I did not expect this!
I'm headed down, more than a thousand feet to below the lowest spot you can see in this image

I took it easy, and enjoyed the amenities - sitting in my living room catching up on some of my regular blogs - and left about 9:30 thinking I'd have relatively easy ride to Mostar. The first implication that this might not be true showed up after I'd spent most of an hour just getting out of Sarajevo in heavy traffic. The road to Mostar, which had been an expressway, became an autoroute.

There wasn't even a way to get off the autoroute when this happened, but I lifted my, heavy, bike across a waist high barrier and rode on paralleling the autoroute. I saw a taxi driver and asked for help. He said go on the autoroute for 2km then exit and go left to Mostar. I exited and found a round about with three ways to go. The one that said Mostar looked like it went back onto the autoroute, and another one was marked as going to an industrial area. I took the third one but, after a promising start, my compass told me I was heading in the wrong direction, so I stopped at a service station and asked for help.

No one at the service station had english, but one of the guys in the cafe area had a little german. He told me to go back one km and take a left. I was confused since I thought that way would take me onto the autoroute. Sensing my confusion, he led me back to the roundabout in his car and then walked me to the actual road as a truck went past and said "follow him!" I did and that road, which looked like an entrance to the autoroute I had just exited, led me to the highway to Mostar. If I had followed the Taxi drivers instructions, I would have saved two km of riding and that good fellow at the station wouldn't have had to leave his friends and drive two km to help a lost bicycle tourist.

I had ridden for more than a hour, and close to 20 km when I saw this sign

When I finally did get on the road to Mostar, I saw that I had over 100 km to go after having ridden almost 20 km, but still figured it would be an easy day of riding. My next clue that ghat was not going to be the case was when the road finally entered a river gorge. Somehow, and this was silly, I had it in my head that I'd be riding down the same river till I got to Mostar. The first river was really a creek and I was riding upstream, not down stream. Hmm, could it be up stream all the way to Mostar. The river in Mostart is a lot bigger that the creek I was riding up, so that didn't i seem likely! Maybe I'd ride up one valley, ride over a ridge, and ride down another vally to Mostar? At that point I should have looked at my map, but instead I decided just to keep on keeping on and see what happened.

Gentle climbing in the first gorge

Starting to climb - the first climb that needed my granny gear

The gentle climbing, with a little descent continued for quite a while. Then a serious climb began. The road climbed up the side of the valley. After a big climb -1000 ft? - the road entered a half mile long, unlit, tunnel. I stopped to turn on my rear light and get out the small LED light I'd brought along for tunnels. Then I rode into the tunnel and saw that , at best, the LED light could help me see where the curb was. There was a moderate amount fo traffic in the tunnel, but most of it was coming toward me. I rode, at 15 to 20 mph, trying to keep a reasonable distance from the curb that I could barely see. I wasn't able to see the pavement ahead of me except by the lights of oncoming vehicles, so I just had to hope there were no potholes.

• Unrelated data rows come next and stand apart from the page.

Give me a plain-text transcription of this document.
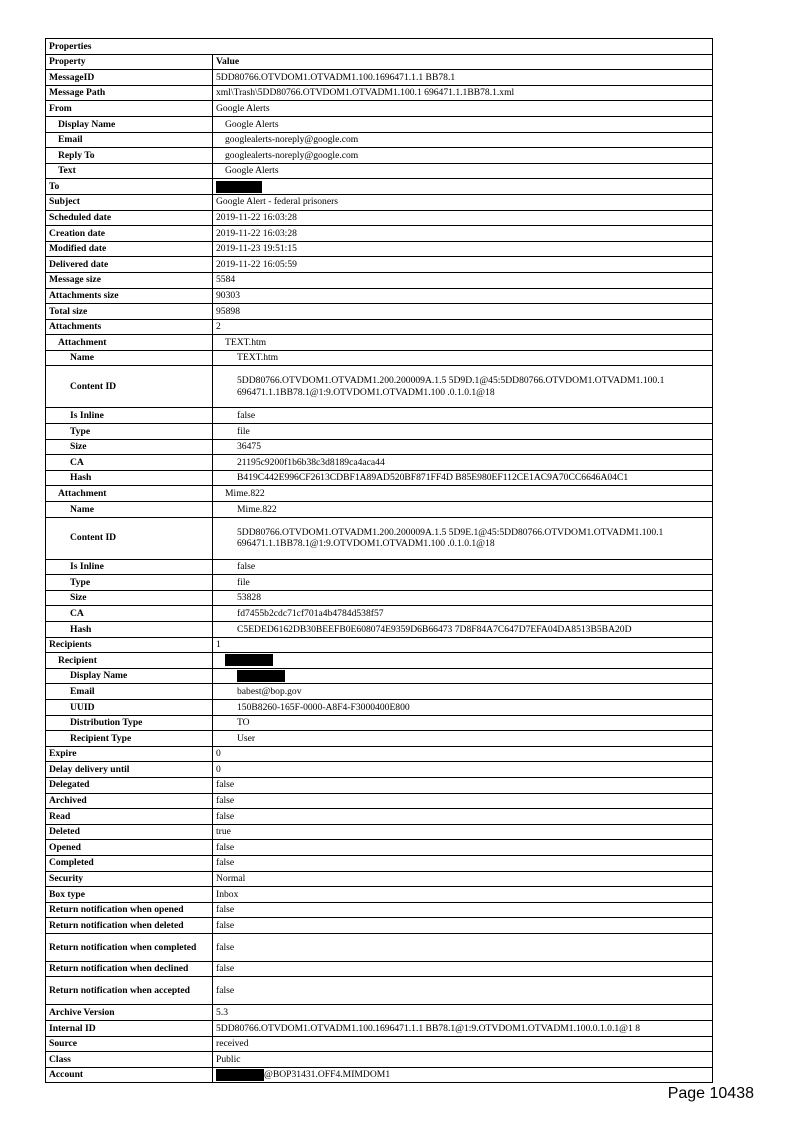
Properties	
Property	Value
MessageID	5DD80766.OTVDOM1.OTVADM1.100.1696471.1.1 BB78.1
Message Path	xml\Trash\5DD80766.OTVDOM1.OTVADM1.100.1 696471.1.1BB78.1.xml
From	Google Alerts
Display Name	Google Alerts
Email	googlealerts-noreply@google.com
Reply To	googlealerts-noreply@google.com
Text	Google Alerts
To	
Subject	Google Alert - federal prisoners
Scheduled date	2019-11-22 16:03:28
Creation date	2019-11-22 16:03:28
Modified date	2019-11-23 19:51:15
Delivered date	2019-11-22 16:05:59
Message size	5584
Attachments size	90303
Total size	95898
Attachments	2
Attachment	TEXT.htm
Name	TEXT.htm
Content ID	5DD80766.OTVDOM1.OTVADM1.200.200009A.1.5 5D9D.1@45:5DD80766.OTVDOM1.OTVADM1.100.1 696471.1.1BB78.1@1:9.OTVDOM1.OTVADM1.100 .0.1.0.1@18
Is Inline	false
Type	file
Size	36475
CA	21195c9200f1b6b38c3d8189ca4aca44
Hash	B419C442E996CF2613CDBF1A89AD520BF871FF4D B85E980EF112CE1AC9A70CC6646A04C1
Attachment	Mime.822
Name	Mime.822
Content ID	5DD80766.OTVDOM1.OTVADM1.200.200009A.1.5 5D9E.1@45:5DD80766.OTVDOM1.OTVADM1.100.1 696471.1.1BB78.1@1:9.OTVDOM1.OTVADM1.100 .0.1.0.1@18
Is Inline	false
Type	file
Size	53828
CA	fd7455b2cdc71cf701a4b4784d538f57
Hash	C5EDED6162DB30BEEFB0E608074E9359D6B66473 7D8F84A7C647D7EFA04DA8513B5BA20D
Recipients	1
Recipient	
Display Name	
Email	babest@bop.gov
UUID	150B8260-165F-0000-A8F4-F3000400E800
Distribution Type	TO
Recipient Type	User
Expire	0
Delay delivery until	0
Delegated	false
Archived	false
Read	false
Deleted	true
Opened	false
Completed	false
Security	Normal
Box type	Inbox
Return notification when opened	false
Return notification when deleted	false
Return notification when completed	false
Return notification when declined	false
Return notification when accepted	false
Archive Version	5.3
Internal ID	5DD80766.OTVDOM1.OTVADM1.100.1696471.1.1 BB78.1@1:9.OTVDOM1.OTVADM1.100.0.1.0.1@1 8
Source	received
Class	Public
Account	@BOP31431.OFF4.MIMDOM1
Page 10438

Looking back from part way up the first climb. A very pretty valley

The tunnel entrance

Starting down

When I came out of the long unlit tunnel, I stopped to turn off my tail light and put away my headlight. The descent started out pretty innocuous, but after 5 km or so it got steeper, it was marked at 9% for 4 km, and more exciting to ride. In some ways, it reminded me of the 7% for seven miles grade coming down to Steamboat Springs in Colorado. but this one was much twistier and had another unlit tunnel in the middle of the fast descent. I came around a corner,saw that tunnel, and had just enough time time to let a bus and a truck behind me get ahead of me going into the tunnel. Then I kept to center of my lane. A jerk in a small car passed me near the end of that tunnel going fully into the other lane with motorcyclists coming the other way.

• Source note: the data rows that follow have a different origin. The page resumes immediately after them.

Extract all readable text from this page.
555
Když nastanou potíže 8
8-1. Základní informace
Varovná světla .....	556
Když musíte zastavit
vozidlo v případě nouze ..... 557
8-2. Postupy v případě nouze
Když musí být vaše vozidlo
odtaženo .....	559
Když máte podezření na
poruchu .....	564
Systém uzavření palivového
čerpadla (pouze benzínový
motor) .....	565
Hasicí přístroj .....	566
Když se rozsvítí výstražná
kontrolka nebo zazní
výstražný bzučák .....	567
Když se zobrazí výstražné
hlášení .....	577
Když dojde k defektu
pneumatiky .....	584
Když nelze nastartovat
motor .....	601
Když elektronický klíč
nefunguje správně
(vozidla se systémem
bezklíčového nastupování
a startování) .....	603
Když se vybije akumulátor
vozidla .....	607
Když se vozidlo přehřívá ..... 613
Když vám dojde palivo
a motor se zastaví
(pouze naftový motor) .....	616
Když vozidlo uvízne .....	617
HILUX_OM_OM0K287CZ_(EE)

When I finally got to the bottom of the descent - that took quite a while - I started looking for a place to have lunch. I quickly found one and a nice lunch of local trout -two of 'em ;-}. Then I rode on a few km, and descended some more, into Konjic, the biggest town between Sarajevo and Mostar. Konjic, like Mostar, is on the Neretva river, so I figure the rest of the ride would just be down the river for 50 km. That was not quite correct.

My bike at the restaurant

The river Neretva, near Konjic

Looking across the lake

The road ran along the river - really a lake in that part, Lake Jablanicko - for a few miles. It was beautiful and easy riding. Then the road started climbing again as the river gorge rapidly narrowed. There was a pretty good headwind - there had been a headwind most of the day - - and I was grinding uphill into that wind when someone called out "Wie Gehts?" I figure they knew I had to be German because only Germans enjoy riding uphill into the wind ;-}.

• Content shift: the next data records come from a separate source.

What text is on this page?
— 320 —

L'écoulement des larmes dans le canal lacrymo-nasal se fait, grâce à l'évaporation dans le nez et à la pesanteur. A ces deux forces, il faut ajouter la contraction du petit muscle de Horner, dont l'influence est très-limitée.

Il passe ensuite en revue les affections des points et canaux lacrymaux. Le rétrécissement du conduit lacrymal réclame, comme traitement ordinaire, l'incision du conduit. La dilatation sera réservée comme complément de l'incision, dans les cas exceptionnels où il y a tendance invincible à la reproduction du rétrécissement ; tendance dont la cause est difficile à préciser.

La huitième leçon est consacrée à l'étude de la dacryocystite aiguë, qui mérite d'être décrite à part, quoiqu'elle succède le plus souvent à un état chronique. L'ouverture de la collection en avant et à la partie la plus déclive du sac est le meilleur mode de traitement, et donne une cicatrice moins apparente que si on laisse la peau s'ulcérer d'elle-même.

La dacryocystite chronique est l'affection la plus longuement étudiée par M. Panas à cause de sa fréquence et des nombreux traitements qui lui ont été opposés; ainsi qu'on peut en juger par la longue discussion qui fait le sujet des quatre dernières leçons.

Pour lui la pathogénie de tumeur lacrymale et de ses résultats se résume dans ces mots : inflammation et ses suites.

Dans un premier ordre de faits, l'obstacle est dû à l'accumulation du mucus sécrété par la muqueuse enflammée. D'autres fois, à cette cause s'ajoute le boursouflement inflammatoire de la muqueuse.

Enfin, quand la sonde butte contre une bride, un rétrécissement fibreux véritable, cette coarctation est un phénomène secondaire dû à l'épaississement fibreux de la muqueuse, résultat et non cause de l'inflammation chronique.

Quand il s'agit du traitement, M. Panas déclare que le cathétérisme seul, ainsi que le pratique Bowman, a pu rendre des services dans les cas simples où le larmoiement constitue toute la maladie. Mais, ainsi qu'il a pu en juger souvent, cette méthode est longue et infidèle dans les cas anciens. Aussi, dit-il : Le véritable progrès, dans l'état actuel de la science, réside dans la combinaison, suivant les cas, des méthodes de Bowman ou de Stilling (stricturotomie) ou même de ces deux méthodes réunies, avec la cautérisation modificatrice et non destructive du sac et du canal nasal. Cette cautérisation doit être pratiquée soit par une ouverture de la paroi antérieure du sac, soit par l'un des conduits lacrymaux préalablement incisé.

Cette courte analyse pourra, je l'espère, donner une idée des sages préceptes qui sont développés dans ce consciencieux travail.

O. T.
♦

The road ended up several hundred feet above the river and the rail road ran near the river. Both the road and the railroad needed frequent bridges and tunnels to deal with the crinkly sides of the gorge. One of those tunnels was also half a mile long, but it was lighted. Several shorter tunnels were lighted, but tunnels short enough and straight enough to let some natural light get to middle weren't. My main problem with the longer tunnels was the high noise level in them.

The road descended again to another town, Jablanica. I cruised on through the town, then stopped for a snack as the road started to climbing again. As I stopped, it began raining and, looking ahead where the road went, I could see light rain in the mountains. Jablanica had a - soviet style ;-} - hotel and I decided to ride back there and stop for the day. When I got the hotel, it was dark inside and it took me a few minutes to find anybody there. I finally found a woman folding laundry and she found another woman and that woman made several phone calls and, in ten or fifteen minutes of, mostly language free, communication, I had a 20 E room for the night. It certainy doesn't compare to my room for last night, but, other than giving up on ever getting hot water up to my room and taking a cold shower, everything works and I think I'll sleep very well here tonight. Tomorrow, I hope I'll have a pretty easy ride into Mostar.